Lower bounding edit distances between permutations

TL;DR

This paper introduces an algebraic approach to permutation sorting problems, providing new lower bounds on edit distances and diameters relevant to genome rearrangements and network design.

Contribution

It offers a novel algebraic reinterpretation of the cycle graph as an even permutation and uses this to unify existing results and improve lower bounds on prefix transposition metrics.

Findings

New lower bound on prefix transposition distance outperforms previous results.

Improved lower bound on prefix transposition diameter from 2n/3 to 3n/4.

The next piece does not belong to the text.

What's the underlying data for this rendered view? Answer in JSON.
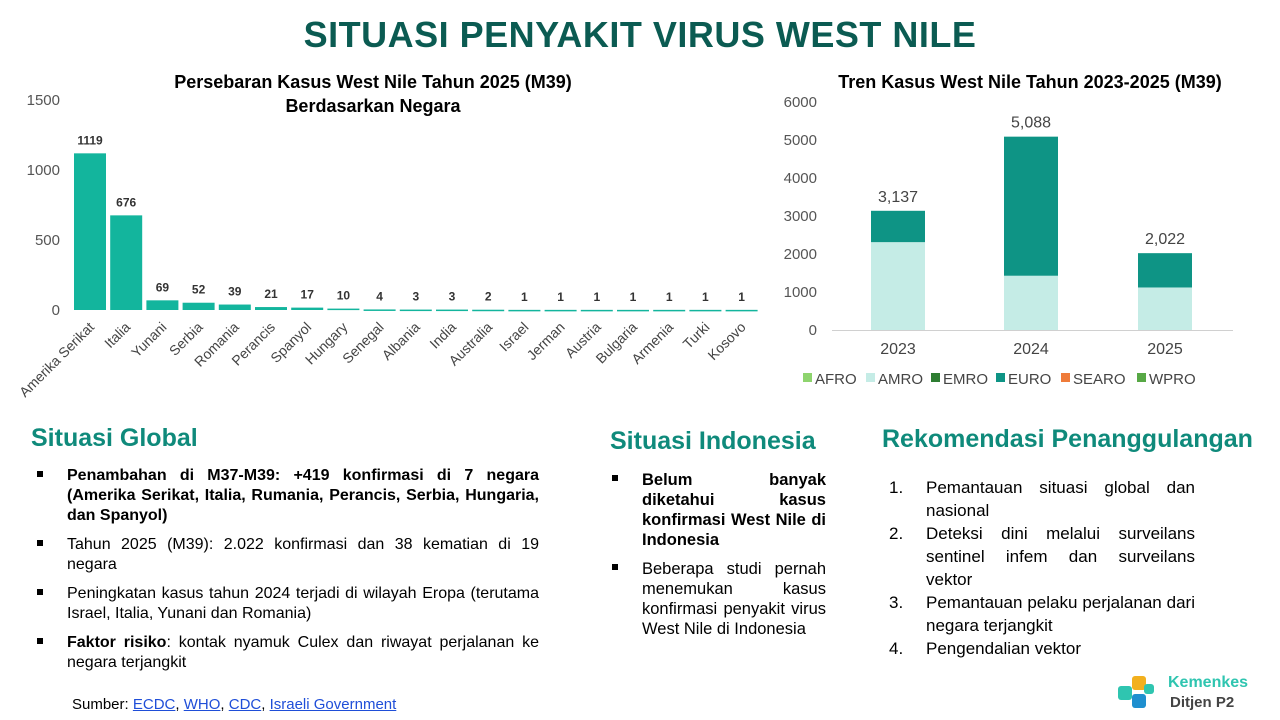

Unified algebraic framework simplifies analysis of permutation sorting problems.

Abstract

A number of fields, including the study of genome rearrangements and the design of interconnection networks, deal with the connected problems of sorting permutations in "as few moves as possible", using a given set of allowed operations, or computing the number of moves the sorting process requires, often referred to as the \emph{distance} of the permutation. These operations often act on just one or two segments of the permutation, e.g. by reversing one segment or exchanging two segments. The \emph{cycle graph} of the permutation to sort is a fundamental tool in the theory of genome rearrangements, and has proved useful in settling the complexity of many variants of the above problems. In this paper, we present an algebraic reinterpretation of the cycle graph of a permutation $\pi$ as an even permutation $\bar{\pi}$, and show how to reformulate our sorting problems in terms of particular factorisations of the latter permutation. Using our framework, we recover known results in a simple and unified way, and obtain a new lower bound on the \emph{prefix transposition distance} (where a \emph{prefix transposition} displaces the initial segment of a permutation), which is shown to outperform previous results. Moreover, we use our approach to improve the best known lower bound on the \emph{prefix transposition diameter} from $2n/3$ to $\lfloor3n/4\rfloor$, and investigate a few relations between some statistics on $\pi$ and $\bar{\pi}$.